Indeks harga perdagangan besar (wholesale price index)
Menitikberatkan pada sejumlah barang pada tingkat perdagangan besar. Ini berarti
harga bahan mentah, bahan baku atau setengah jadi masuk dalam perhitungan
indeks harga. Biasanya perubahan indeks harga ini sejalah atau searah dengan
indeks biaya hidup
GNP deflator
Adalah jenis indeks yang lain. Berbeda dengan indeks biaya hidup dan indeks
harga perdagangan besar, yaitu dalam hal cakupan barangnya.
GNP deflator mencakup jumlah barang dan jasa yang masuk dalam perhitungan
GNP, jadi lebih banyak jumlahnya bila dibanding dengan 2 indeks diatas. GNP
deflator diperoleh dengan membagi GNP nominal (atas dasar harga berlaku)
dengan GNP riil (atas dasar harga konstan). GNP deflator = GNP Nominal / GNP
Riil x 100.
74
7.2. Jenis Inflasi
Untuk mengidentifikasi inflasi lebih lanjut, inflasi dapat dikelompokkan menurut
tingkat parah atau tidaknya, menurut sebabnya dan menurut asalnya.

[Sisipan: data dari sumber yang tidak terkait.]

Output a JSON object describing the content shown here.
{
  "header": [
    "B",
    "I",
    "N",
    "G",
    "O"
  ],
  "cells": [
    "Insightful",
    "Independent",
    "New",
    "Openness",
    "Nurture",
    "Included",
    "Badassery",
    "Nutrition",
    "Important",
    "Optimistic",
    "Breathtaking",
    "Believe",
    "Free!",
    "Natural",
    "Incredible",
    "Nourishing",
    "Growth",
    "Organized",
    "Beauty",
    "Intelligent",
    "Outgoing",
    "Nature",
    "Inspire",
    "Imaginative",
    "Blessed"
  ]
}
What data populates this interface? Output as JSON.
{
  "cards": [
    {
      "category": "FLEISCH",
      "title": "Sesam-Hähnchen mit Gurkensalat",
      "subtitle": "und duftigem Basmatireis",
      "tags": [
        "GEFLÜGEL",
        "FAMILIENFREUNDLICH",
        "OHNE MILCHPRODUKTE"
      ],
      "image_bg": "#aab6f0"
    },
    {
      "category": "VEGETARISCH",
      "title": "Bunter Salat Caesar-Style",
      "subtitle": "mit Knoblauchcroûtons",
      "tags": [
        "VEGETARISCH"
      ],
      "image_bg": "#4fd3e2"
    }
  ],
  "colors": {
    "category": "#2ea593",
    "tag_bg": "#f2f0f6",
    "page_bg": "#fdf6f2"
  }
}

Menurut tingkat parah atau tidaknya.
Menurut pengelompokkan ini, dibagi menjadi :
Inflasi termasuk ringan apabila berada di bawah 10% setahun
Inflasi termasuk sedang apabila berkisar antara 10% - 30% setahun
Inflasi termasuk berat apabila berkisar antara 30% - 100% setahun
Inflasi termasuk tinggi (hyperinflation) bila lebih dari 100% setahun
Indonesia dalam sejarah kehidupan telah mengalami kesemua jenis inflasi dari
yang ringan sampai dengan tinggi.
Inflasi tinggi pernah terjadi tahun 1966 mencapai diatas 500% setahun.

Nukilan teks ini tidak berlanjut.